Clergy abuse report prompts a resignation, banner removal
March 8, 2016
ALTOONA, Pa. (AP) — A grand jury report that found two former bishops helped cover up the sexual abuse of hundreds of children by more than 50 priests in a Pennsylvania diocese has prompted a sitting judge to resign from a Catholic school board and the current bishop to remove cathedral banners that celebrate former bishops.
Bishops James Hogan and Joseph Adamec, who headed the diocese from 1966 until 2011, were criticized by the report. Hogan died in 2005 and Adamec's attorney has denied he did anything wrong.
Diocesan spokesman Tony DeGol said Bishop Mark Bartchak ordered the banners removed from the Cathedral of the Blessed Sacrament because he "feels this is a time of humility for the diocese and the focus should be on the victims of abuse."
Meanwhile, Cambria County Judge Patrick Kiniry has resigned from the board of a Catholic high school. The grand jury report said Kiniry, a former prosecutor, helped Hogan transfer an alleged molester rather than pursue criminal charges in 1985. That priest, Francis McCaa, was described as a "monster" who fondled altar boys who were told to go without pants under their cassocks, according to the grand jury.
McCaa molested boys in a church sacristy and rectory, and "in other cases the priest offended on victims while taking their confession," the grand jury found.
According to the report, when Kiniry was an assistant district attorney in Cambria County, he met with Hogan after parents complained about the priest in 1985. According to Hogan's notes, Kiniry and his boss at the time, District Attorney Gerald Long, were scheduled to meet with the parents that December and "they will try to defuse," the bishop wrote.
Attorney General Kathleen Kane said the grand jury determined that police, prosecutors and others often let church officials determine how abuse allegations would be handled.

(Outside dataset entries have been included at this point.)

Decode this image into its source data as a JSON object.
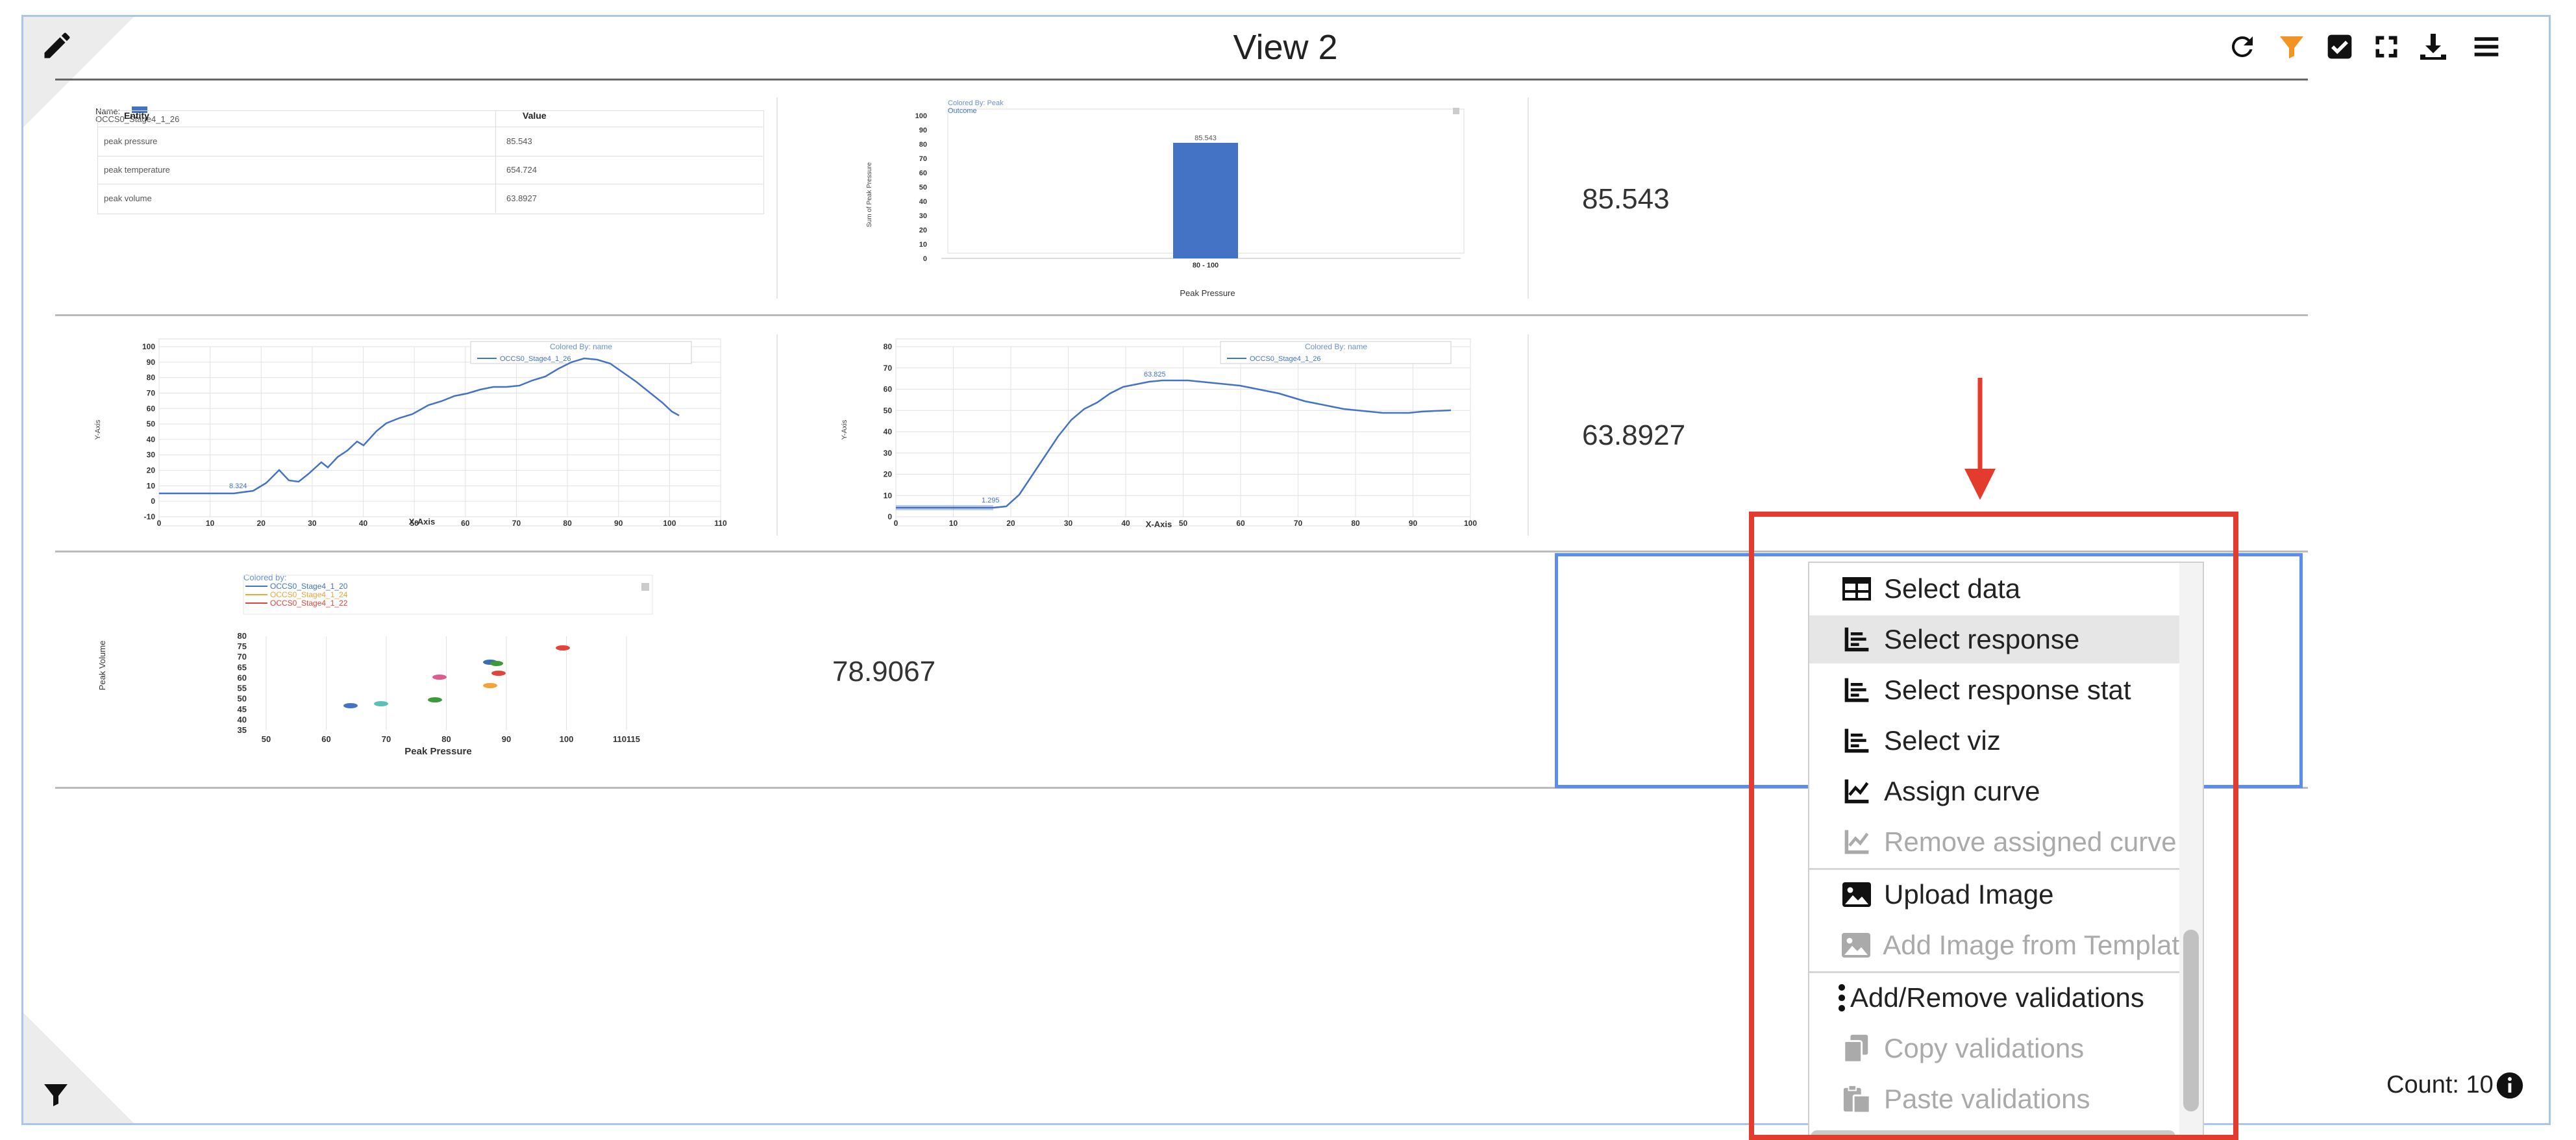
{
  "view": {
    "title": "View 2",
    "count_label": "Count: 10"
  },
  "toolbar": {
    "icons": [
      "refresh-icon",
      "filter-icon",
      "checkbox-icon",
      "fullscreen-icon",
      "download-icon",
      "menu-icon"
    ],
    "accent_color": "#f29423"
  },
  "grid": {
    "row1": {
      "table": {
        "name_label": "Name:",
        "entity_label": "OCCS0_Stage4_1_26",
        "col_entity": "Entity",
        "col_value": "Value",
        "rows": [
          {
            "entity": "peak pressure",
            "value": "85.543"
          },
          {
            "entity": "peak temperature",
            "value": "654.724"
          },
          {
            "entity": "peak volume",
            "value": "63.8927"
          }
        ]
      },
      "bar_chart": {
        "colored_by": "Colored By: Peak",
        "legend": "Outcome",
        "bar_label": "85.543",
        "category": "80 - 100",
        "ylabel": "Sum of Peak Pressure",
        "xlabel": "Peak Pressure",
        "yticks": [
          "0",
          "10",
          "20",
          "30",
          "40",
          "50",
          "60",
          "70",
          "80",
          "90",
          "100"
        ]
      },
      "value": "85.543"
    },
    "row2": {
      "line_chart_1": {
        "colored_by": "Colored By: name",
        "legend": "OCCS0_Stage4_1_26",
        "annotation": "8.324",
        "xlabel": "X-Axis",
        "ylabel": "Y-Axis",
        "xticks": [
          "0",
          "10",
          "20",
          "30",
          "40",
          "50",
          "60",
          "70",
          "80",
          "90",
          "100",
          "110"
        ],
        "yticks": [
          "-10",
          "0",
          "10",
          "20",
          "30",
          "40",
          "50",
          "60",
          "70",
          "80",
          "90",
          "100"
        ]
      },
      "line_chart_2": {
        "colored_by": "Colored By: name",
        "legend": "OCCS0_Stage4_1_26",
        "annotation_peak": "63.825",
        "annotation_low": "1.295",
        "xlabel": "X-Axis",
        "ylabel": "Y-Axis",
        "xticks": [
          "0",
          "10",
          "20",
          "30",
          "40",
          "50",
          "60",
          "70",
          "80",
          "90",
          "100"
        ],
        "yticks": [
          "0",
          "10",
          "20",
          "30",
          "40",
          "50",
          "60",
          "70",
          "80"
        ]
      },
      "value": "63.8927"
    },
    "row3": {
      "scatter_chart": {
        "colored_by": "Colored by:",
        "legend_items": [
          {
            "label": "OCCS0_Stage4_1_20",
            "color": "#4472c4"
          },
          {
            "label": "OCCS0_Stage4_1_24",
            "color": "#f0a43a"
          },
          {
            "label": "OCCS0_Stage4_1_22",
            "color": "#e0443a"
          }
        ],
        "xlabel": "Peak Pressure",
        "ylabel": "Peak Volume",
        "xticks": [
          "50",
          "60",
          "70",
          "80",
          "90",
          "100",
          "110115"
        ],
        "yticks": [
          "35",
          "40",
          "45",
          "50",
          "55",
          "60",
          "65",
          "70",
          "75",
          "80"
        ]
      },
      "value": "78.9067"
    }
  },
  "context_menu": {
    "items": [
      {
        "label": "Select data",
        "icon": "table-icon",
        "state": "normal"
      },
      {
        "label": "Select response",
        "icon": "chart-icon",
        "state": "hover"
      },
      {
        "label": "Select response stat",
        "icon": "chart-icon",
        "state": "normal"
      },
      {
        "label": "Select viz",
        "icon": "chart-icon",
        "state": "normal"
      },
      {
        "label": "Assign curve",
        "icon": "line-chart-icon",
        "state": "normal"
      },
      {
        "label": "Remove assigned curve",
        "icon": "line-chart-icon",
        "state": "disabled"
      },
      {
        "label": "Upload Image",
        "icon": "image-icon",
        "state": "normal"
      },
      {
        "label": "Add Image from Templat",
        "icon": "image-icon",
        "state": "disabled"
      },
      {
        "label": "Add/Remove validations",
        "icon": "vertical-dots-icon",
        "state": "normal"
      },
      {
        "label": "Copy validations",
        "icon": "copy-icon",
        "state": "disabled"
      },
      {
        "label": "Paste validations",
        "icon": "paste-icon",
        "state": "disabled"
      }
    ]
  },
  "annotation": {
    "highlight_color": "#e33b2e"
  }
}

Eventually, Hogan transferred McCaa as a hospital chaplain in West Virginia after providing a "glowing recommendation," the grand jury said.
Long, now a senior Common Pleas judge, told the grand jury he didn't know that Kiniry and other assistants had met with the church officials, but described Kiniry and another prosecutor involved as "pretty strict Catholics." Kiniry told the grand jury that an agreement was struck to have McCaa transferred and that any decision not to prosecute would have been Long's.
"Back then the diocese moved the problem, that's just how it was," Kiniry told investigators, according to the grand jury report.
Kiniry issued a statement saying he has been "reading and digesting" the grand jury report but that, as a judge, he's prohibited from commenting on the issue.
Also Tuesday, several protesters gathered outside the offices of the Altoona-Johnstown Diocese.